Compound Interest Calculator
Calculate compound interest on savings or investments. See how your money grows over time with monthly or yearly compounding.
How Compound Interest Works
Compound interest is interest calculated on both the initial principal and the accumulated interest from previous periods. The formula is: A = P(1 + r/n)^(nt), where:
- A = final amount
- P = principal (initial investment)
- r = annual interest rate (decimal)
- n = number of times interest compounds per year
- t = number of years
Albert Einstein reportedly called compound interest the eighth wonder of the world. The key insight is that your earnings generate their own earnings over time, creating exponential growth.
The Power of Starting Early
Time is the most powerful factor in compound interest. Consider two investors:
- Investor A invests $5,000/year from age 25 to 35 (10 years, $50,000 total)
- Investor B invests $5,000/year from age 35 to 65 (30 years, $150,000 total)
At 7% annual return, Investor A ends up with approximately $602,000 at age 65, while Investor B has approximately $540,000 — despite investing three times less money.

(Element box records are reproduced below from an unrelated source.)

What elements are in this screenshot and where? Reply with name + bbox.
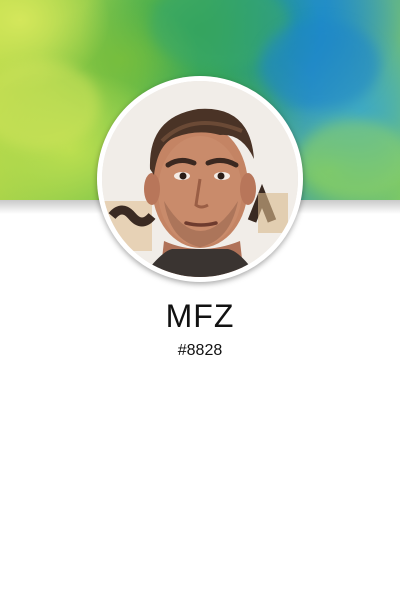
avatar-frame[interactable]	[97, 76, 303, 282]
user-tag: #8828	[177, 342, 223, 359]
avatar[interactable]	[102, 81, 298, 277]
profile-card: MFZ #8828	[0, 0, 400, 600]
display-name: MFZ	[165, 298, 235, 334]
user-avatar-icon	[102, 81, 298, 277]
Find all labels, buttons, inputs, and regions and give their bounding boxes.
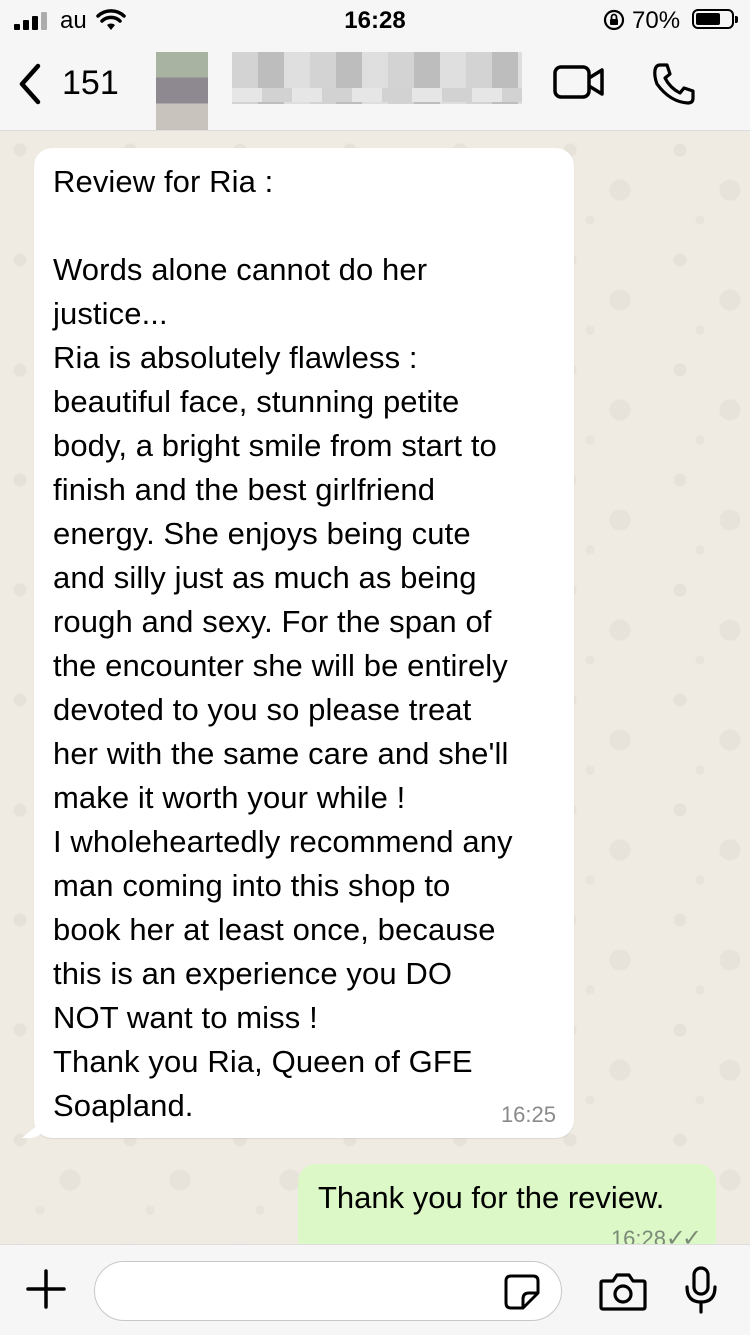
sticker-icon[interactable] [503, 1273, 541, 1316]
chat-header: 151 [0, 40, 750, 131]
message-bubble-incoming[interactable]: Review for Ria : Words alone cannot do h… [34, 148, 574, 1138]
phone-icon[interactable] [650, 60, 698, 113]
message-input[interactable] [113, 1262, 497, 1322]
camera-icon[interactable] [598, 1271, 648, 1316]
back-unread-count[interactable]: 151 [62, 64, 119, 103]
message-text: Thank you for the review. [318, 1180, 665, 1215]
message-text: Review for Ria : Words alone cannot do h… [53, 164, 513, 1123]
plus-icon[interactable] [24, 1267, 68, 1316]
avatar[interactable] [156, 52, 208, 130]
orientation-lock-icon [602, 8, 626, 39]
battery-icon [692, 9, 738, 29]
composer-bar [0, 1244, 750, 1335]
contact-status-redacted [232, 88, 522, 102]
video-call-icon[interactable] [552, 62, 606, 107]
battery-level [696, 13, 720, 25]
message-input-container[interactable] [94, 1261, 562, 1322]
back-chevron-icon[interactable] [14, 62, 44, 111]
message-time: 16:25 [500, 1102, 556, 1127]
microphone-icon[interactable] [684, 1265, 718, 1320]
battery-percent: 70% [632, 7, 681, 34]
status-bar: au 16:28 70% [0, 0, 750, 40]
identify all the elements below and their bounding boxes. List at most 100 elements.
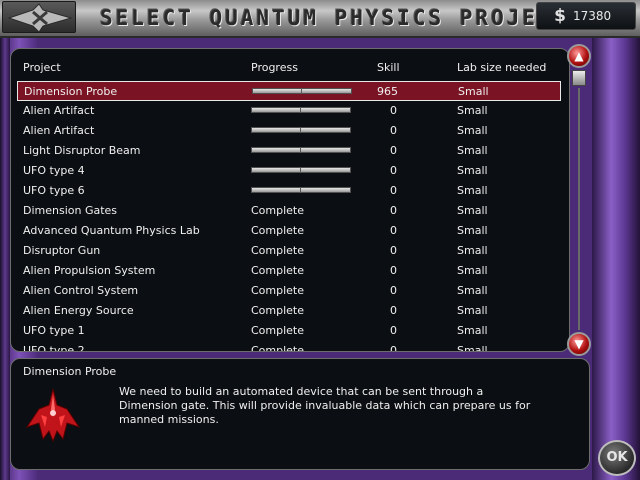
progress-bar — [251, 147, 351, 153]
project-name: Alien Control System — [23, 284, 139, 297]
progress-status: Complete — [251, 284, 305, 297]
project-name: Advanced Quantum Physics Lab — [23, 224, 200, 237]
skill-value: 0 — [390, 184, 397, 197]
lab-size-value: Small — [457, 124, 488, 137]
project-name: Alien Energy Source — [23, 304, 134, 317]
progress-bar-tick — [300, 187, 301, 193]
table-row[interactable]: Dimension Probe 965 Small — [17, 81, 561, 101]
chevron-up-icon: ▲ — [574, 49, 584, 63]
progress-bar — [251, 167, 351, 173]
table-row[interactable]: UFO type 1 Complete 0 Small — [17, 321, 561, 341]
table-row[interactable]: UFO type 4 0 Small — [17, 161, 561, 181]
lab-size-value: Small — [457, 224, 488, 237]
skill-value: 0 — [390, 124, 397, 137]
lab-size-value: Small — [457, 164, 488, 177]
skill-value: 0 — [390, 104, 397, 117]
game-logo-icon — [2, 1, 76, 33]
lab-size-value: Small — [457, 344, 488, 352]
skill-value: 0 — [390, 264, 397, 277]
lab-size-value: Small — [457, 244, 488, 257]
skill-value: 0 — [390, 284, 397, 297]
progress-status: Complete — [251, 244, 305, 257]
progress-bar — [251, 187, 351, 193]
table-row[interactable]: UFO type 6 0 Small — [17, 181, 561, 201]
table-row[interactable]: Disruptor Gun Complete 0 Small — [17, 241, 561, 261]
table-row[interactable]: Light Disruptor Beam 0 Small — [17, 141, 561, 161]
skill-value: 0 — [390, 224, 397, 237]
lab-size-value: Small — [457, 184, 488, 197]
table-row[interactable]: Advanced Quantum Physics Lab Complete 0 Sma… — [17, 221, 561, 241]
progress-bar-tick — [300, 107, 301, 113]
page-title: SELECT QUANTUM PHYSICS PROJECT — [100, 6, 570, 30]
table-row[interactable]: Dimension Gates Complete 0 Small — [17, 201, 561, 221]
skill-value: 0 — [390, 304, 397, 317]
skill-value: 0 — [390, 344, 397, 352]
scroll-up-button[interactable]: ▲ — [567, 44, 591, 68]
project-name: Light Disruptor Beam — [23, 144, 141, 157]
skill-value: 0 — [390, 164, 397, 177]
lab-size-value: Small — [457, 144, 488, 157]
lab-size-value: Small — [457, 264, 488, 277]
progress-bar — [251, 107, 351, 113]
lab-size-value: Small — [457, 104, 488, 117]
progress-bar-tick — [300, 127, 301, 133]
scroll-down-button[interactable]: ▼ — [567, 332, 591, 356]
progress-status: Complete — [251, 204, 305, 217]
title-bar: SELECT QUANTUM PHYSICS PROJECT $ 17380 — [0, 0, 640, 38]
progress-status: Complete — [251, 344, 305, 352]
table-row[interactable]: Alien Control System Complete 0 Small — [17, 281, 561, 301]
table-row[interactable]: Alien Artifact 0 Small — [17, 121, 561, 141]
lab-size-value: Small — [457, 204, 488, 217]
table-row[interactable]: Alien Propulsion System Complete 0 Small — [17, 261, 561, 281]
funds-display: $ 17380 — [536, 2, 636, 30]
column-header-progress: Progress — [251, 61, 298, 74]
project-name: UFO type 2 — [23, 344, 85, 352]
project-name: Dimension Probe — [24, 85, 118, 98]
table-row[interactable]: UFO type 2 Complete 0 Small — [17, 341, 561, 352]
description-panel: Dimension Probe We need to build an auto… — [10, 358, 590, 470]
progress-status: Complete — [251, 264, 305, 277]
progress-bar — [251, 127, 351, 133]
funds-amount: 17380 — [573, 9, 612, 23]
skill-value: 965 — [377, 85, 398, 98]
lab-size-value: Small — [457, 284, 488, 297]
project-list-panel: Project Progress Skill Lab size needed D… — [10, 48, 570, 352]
lab-size-value: Small — [457, 304, 488, 317]
progress-status: Complete — [251, 324, 305, 337]
scroll-thumb[interactable] — [572, 70, 586, 86]
lab-size-value: Small — [457, 324, 488, 337]
project-name: UFO type 1 — [23, 324, 85, 337]
project-name: Alien Artifact — [23, 124, 95, 137]
skill-value: 0 — [390, 244, 397, 257]
table-row[interactable]: Alien Energy Source Complete 0 Small — [17, 301, 561, 321]
description-title: Dimension Probe — [23, 365, 117, 378]
right-rail — [592, 38, 640, 480]
dimension-probe-craft-icon — [23, 387, 83, 447]
chevron-down-icon: ▼ — [574, 337, 584, 351]
left-rail — [0, 38, 10, 480]
skill-value: 0 — [390, 204, 397, 217]
project-name: Dimension Gates — [23, 204, 118, 217]
column-header-skill: Skill — [377, 61, 400, 74]
description-text: We need to build an automated device tha… — [119, 385, 531, 426]
ok-button[interactable]: OK — [598, 440, 636, 476]
project-name: Alien Artifact — [23, 104, 95, 117]
project-name: Alien Propulsion System — [23, 264, 156, 277]
scroll-track-line — [578, 88, 580, 330]
project-name: Disruptor Gun — [23, 244, 101, 257]
progress-status: Complete — [251, 304, 305, 317]
project-name: UFO type 6 — [23, 184, 85, 197]
progress-status: Complete — [251, 224, 305, 237]
progress-bar — [252, 88, 352, 94]
progress-bar-tick — [300, 147, 301, 153]
skill-value: 0 — [390, 324, 397, 337]
project-name: UFO type 4 — [23, 164, 85, 177]
progress-bar-tick — [300, 167, 301, 173]
progress-bar-tick — [301, 88, 302, 94]
lab-size-value: Small — [458, 85, 489, 98]
column-header-project: Project — [23, 61, 61, 74]
dollar-icon: $ — [554, 6, 566, 26]
column-header-lab-size: Lab size needed — [457, 61, 547, 74]
table-row[interactable]: Alien Artifact 0 Small — [17, 101, 561, 121]
skill-value: 0 — [390, 144, 397, 157]
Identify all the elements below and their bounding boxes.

This is the power of starting early.
Frequently Asked Questions
What is the difference between simple and compound interest?
Simple interest is calculated only on the principal amount. Compound interest is calculated on the principal plus any previously earned interest. Over time, compound interest grows much faster.
How often should interest compound?
The more frequently interest compounds, the more you earn. Daily compounding yields slightly more than monthly, which yields more than annually. However, the differences become smaller as compounding frequency increases.
What is the Rule of 72?
The Rule of 72 is a quick way to estimate how long it takes to double your money. Divide 72 by the annual interest rate. At 6% interest, your money doubles in approximately 72/6 = 12 years.